Japanese HTV Moved For Discovery


HOUSTON — The Japan Aerospace Exploration Agency’s H-II Transfer Vehicle (HTV) was moved from the Earth-facing (nadir) to the zenith (space-facing) port of the International Space Station’s Harmony module on Feb. 18, providing the required clearance for the space shuttle Discovery to dock on the STS-133 mission.
Discovery’s scheduled liftoff on the long-delayed 11-12-day assembly and supply mission on Feb. 24 at 4:50 p.m. EST is expected to set up a Feb. 26 rendezvous and docking with the orbiting science laboratory at Harmony’s forward port.

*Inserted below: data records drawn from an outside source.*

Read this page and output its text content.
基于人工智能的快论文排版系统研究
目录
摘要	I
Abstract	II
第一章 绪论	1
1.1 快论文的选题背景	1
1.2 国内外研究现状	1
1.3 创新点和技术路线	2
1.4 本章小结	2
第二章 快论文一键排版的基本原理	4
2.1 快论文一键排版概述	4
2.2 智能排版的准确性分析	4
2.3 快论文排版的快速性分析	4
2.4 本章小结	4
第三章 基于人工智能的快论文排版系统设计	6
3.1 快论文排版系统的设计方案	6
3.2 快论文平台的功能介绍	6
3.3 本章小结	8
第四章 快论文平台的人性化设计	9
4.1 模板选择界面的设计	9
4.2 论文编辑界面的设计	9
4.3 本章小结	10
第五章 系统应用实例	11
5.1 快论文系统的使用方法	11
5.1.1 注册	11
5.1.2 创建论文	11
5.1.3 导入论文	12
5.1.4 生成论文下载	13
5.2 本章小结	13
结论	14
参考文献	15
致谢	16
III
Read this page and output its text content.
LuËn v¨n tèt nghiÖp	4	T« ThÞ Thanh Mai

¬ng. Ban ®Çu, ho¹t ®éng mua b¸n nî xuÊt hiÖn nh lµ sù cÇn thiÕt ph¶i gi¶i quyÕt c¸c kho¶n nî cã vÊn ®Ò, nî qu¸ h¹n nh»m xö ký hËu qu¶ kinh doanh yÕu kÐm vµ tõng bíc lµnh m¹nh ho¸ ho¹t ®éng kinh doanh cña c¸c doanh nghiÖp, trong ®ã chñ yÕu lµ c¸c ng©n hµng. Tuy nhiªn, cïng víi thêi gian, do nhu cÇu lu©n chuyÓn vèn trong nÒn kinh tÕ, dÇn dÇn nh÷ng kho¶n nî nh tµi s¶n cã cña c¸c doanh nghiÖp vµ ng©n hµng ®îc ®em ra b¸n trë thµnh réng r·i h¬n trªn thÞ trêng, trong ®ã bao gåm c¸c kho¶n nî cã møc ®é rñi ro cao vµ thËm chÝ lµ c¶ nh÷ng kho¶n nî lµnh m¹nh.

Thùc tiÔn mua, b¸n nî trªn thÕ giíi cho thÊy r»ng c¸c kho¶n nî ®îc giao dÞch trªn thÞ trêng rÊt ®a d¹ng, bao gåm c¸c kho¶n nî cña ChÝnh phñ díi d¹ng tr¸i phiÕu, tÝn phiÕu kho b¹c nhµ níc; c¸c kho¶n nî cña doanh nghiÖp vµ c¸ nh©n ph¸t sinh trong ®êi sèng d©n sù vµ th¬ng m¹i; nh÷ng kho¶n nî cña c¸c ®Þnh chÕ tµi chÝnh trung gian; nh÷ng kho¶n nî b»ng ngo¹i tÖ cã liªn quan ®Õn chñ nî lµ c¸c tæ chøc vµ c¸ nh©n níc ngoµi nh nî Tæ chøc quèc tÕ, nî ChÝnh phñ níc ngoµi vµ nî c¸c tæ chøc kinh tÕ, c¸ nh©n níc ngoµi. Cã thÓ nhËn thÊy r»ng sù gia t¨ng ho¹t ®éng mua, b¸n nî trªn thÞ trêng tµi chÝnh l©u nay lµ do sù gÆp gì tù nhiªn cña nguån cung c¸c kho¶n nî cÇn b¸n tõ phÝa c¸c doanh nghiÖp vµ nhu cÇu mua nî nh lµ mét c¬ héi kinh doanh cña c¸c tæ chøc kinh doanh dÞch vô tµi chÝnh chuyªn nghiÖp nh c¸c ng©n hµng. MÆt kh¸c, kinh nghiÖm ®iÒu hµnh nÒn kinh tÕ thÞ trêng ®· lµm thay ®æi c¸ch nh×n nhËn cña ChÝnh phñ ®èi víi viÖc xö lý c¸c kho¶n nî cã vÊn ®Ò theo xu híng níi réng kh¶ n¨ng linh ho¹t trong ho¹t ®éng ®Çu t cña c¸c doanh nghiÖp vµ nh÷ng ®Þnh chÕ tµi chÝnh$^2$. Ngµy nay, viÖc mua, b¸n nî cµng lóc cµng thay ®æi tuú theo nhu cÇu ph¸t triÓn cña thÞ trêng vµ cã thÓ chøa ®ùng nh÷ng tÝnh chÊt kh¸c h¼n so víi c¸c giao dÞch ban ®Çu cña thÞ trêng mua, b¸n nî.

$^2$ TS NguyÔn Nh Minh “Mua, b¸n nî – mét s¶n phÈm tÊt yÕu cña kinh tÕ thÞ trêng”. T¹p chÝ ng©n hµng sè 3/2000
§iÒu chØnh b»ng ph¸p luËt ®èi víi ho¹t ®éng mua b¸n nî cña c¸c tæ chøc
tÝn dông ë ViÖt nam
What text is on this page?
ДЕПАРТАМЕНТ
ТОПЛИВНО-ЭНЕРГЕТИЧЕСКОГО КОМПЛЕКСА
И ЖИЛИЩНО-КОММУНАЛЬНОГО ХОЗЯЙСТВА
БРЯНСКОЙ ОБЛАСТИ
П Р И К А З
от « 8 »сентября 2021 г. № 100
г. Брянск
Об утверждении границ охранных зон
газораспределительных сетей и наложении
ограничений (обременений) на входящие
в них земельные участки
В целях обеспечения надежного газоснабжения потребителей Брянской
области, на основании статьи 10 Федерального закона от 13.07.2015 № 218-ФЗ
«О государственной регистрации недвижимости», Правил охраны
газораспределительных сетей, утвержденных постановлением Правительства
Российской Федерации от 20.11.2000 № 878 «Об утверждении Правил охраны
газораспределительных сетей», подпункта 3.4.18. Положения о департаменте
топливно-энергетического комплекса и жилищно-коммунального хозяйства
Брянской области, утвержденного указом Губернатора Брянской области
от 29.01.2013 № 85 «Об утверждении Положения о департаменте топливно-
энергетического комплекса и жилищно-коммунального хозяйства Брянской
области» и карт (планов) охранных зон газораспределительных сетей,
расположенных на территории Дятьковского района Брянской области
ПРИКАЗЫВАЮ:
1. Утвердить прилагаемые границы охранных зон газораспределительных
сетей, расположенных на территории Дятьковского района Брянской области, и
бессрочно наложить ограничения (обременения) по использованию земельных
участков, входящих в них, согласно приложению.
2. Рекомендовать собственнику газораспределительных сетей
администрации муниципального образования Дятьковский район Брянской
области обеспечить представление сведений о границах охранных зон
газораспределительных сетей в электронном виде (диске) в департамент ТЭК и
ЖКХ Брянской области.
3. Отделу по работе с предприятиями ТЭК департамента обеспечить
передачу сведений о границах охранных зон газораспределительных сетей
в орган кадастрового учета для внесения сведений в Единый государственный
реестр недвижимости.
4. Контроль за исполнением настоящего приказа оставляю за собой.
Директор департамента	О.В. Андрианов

Astronauts Catherine Coleman and Paulo Nespoli and commander Scott Kelly transferred the HTV by grappling the 33-ft.-long cargo capsule with the station’s Canadian robot arm. The 5-hr. operation was completed just beforenoon EST.
HTV-2, christened Kounotori, was launched from the Tanegashima Space Center on Jan. 22. The spacecraft and its more than 4 tons of cargo arrived at the station on Jan. 27. The freighter was grappled by the station’s crew using the Canadian robot arm and berthed at Harmony’s nadir port.
Current planning calls for Kounotori to be returned to the zenith port with robot arm operations on March 7, or shortly after Discovery’s departure. Kounotori, which will be filled with trash, is scheduled for unberthing on March 28, followed by a destructive descent into the Earth’s atmosphere.
Meanwhile, the station’s Russian crew prepared the Progress 39 for a Feb. 20 undocking (8:12 a.m. EST) and deorbit. The departure will free the station’s aft docking port for the arrival of the European Space Agency’s Automated Transfer Vehicle, Johannes Kepler (Aerospace DAILY, Feb. 18).
Kepler, launched on Feb. 16 from Kourou, French Guiana, is scheduled to arrive with nearly 8 tons of propellant for re-boost and attitude control as well as other supplies on Feb. 24 at 10:45 a.m. EST, or just hours before Discovery’s scheduled liftoff.